Skipping around the Net I was taken with the phrase true religion jeans which I naturally thought had some religious connection, and was intrigued to find out what it was. But no, true religion jeans are jeans with about as much connection to religion as you could find. It gets more complex. There are True Religion Destroyed jeans, which take fashion to a ‘ripped new level,’ and Bobby Vintage wash jeans that are apparently ‘comfortably mythical jeans’. Comfortably mythical? What the heck does that mean?

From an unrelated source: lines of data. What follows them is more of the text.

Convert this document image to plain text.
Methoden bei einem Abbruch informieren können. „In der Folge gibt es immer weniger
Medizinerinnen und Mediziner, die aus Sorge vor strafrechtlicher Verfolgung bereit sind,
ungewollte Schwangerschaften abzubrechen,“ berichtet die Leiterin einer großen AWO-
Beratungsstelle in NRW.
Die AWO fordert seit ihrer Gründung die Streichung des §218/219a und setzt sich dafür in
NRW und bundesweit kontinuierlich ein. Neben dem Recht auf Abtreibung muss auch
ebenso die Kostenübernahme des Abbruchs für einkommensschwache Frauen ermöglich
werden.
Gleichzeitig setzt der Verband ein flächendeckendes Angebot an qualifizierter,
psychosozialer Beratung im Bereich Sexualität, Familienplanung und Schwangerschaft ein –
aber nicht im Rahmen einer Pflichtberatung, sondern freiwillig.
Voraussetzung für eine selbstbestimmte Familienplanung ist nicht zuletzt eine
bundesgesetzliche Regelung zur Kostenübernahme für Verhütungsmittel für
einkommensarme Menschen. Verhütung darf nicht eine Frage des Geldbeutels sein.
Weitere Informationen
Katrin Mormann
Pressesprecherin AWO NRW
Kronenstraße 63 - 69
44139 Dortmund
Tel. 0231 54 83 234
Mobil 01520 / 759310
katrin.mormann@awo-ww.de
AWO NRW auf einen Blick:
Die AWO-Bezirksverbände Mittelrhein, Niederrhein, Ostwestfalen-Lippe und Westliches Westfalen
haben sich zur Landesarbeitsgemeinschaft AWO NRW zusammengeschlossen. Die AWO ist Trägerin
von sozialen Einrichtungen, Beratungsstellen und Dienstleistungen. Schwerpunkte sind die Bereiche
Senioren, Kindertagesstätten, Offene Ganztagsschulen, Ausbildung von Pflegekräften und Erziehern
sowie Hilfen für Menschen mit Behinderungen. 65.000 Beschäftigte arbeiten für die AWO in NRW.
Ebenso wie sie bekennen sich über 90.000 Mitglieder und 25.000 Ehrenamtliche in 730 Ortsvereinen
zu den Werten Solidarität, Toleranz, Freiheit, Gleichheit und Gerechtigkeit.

Talking about fashion like this reminds that I’ve meant to comment for some time on the curious thing about women’s fashion magazines, or any magazines that feature fashion as part of the package. Doesn’t it seem odd that these magazines often display women in alluring, even sexual poses, yet the magazines are for women? Feminists used to complain that men’s magazines featured women in near nakedness, but women’s mags are often just the same. How does that figure? Are women who read these mags only focused on what women wear and how they look in those clothes? I guess they must be. Certainly these mags aren’t in any way intended for men, though no doubt some men glance through them. Are the mags intending to say that You, the Reader, will look as alluring as this model looks? I don’t think so, somehow. I think they’re saying that other women will be envious of how you look if you wear this gear. I suspect men don’t even come into the equation.
But I could be wrong. Let me know what you think.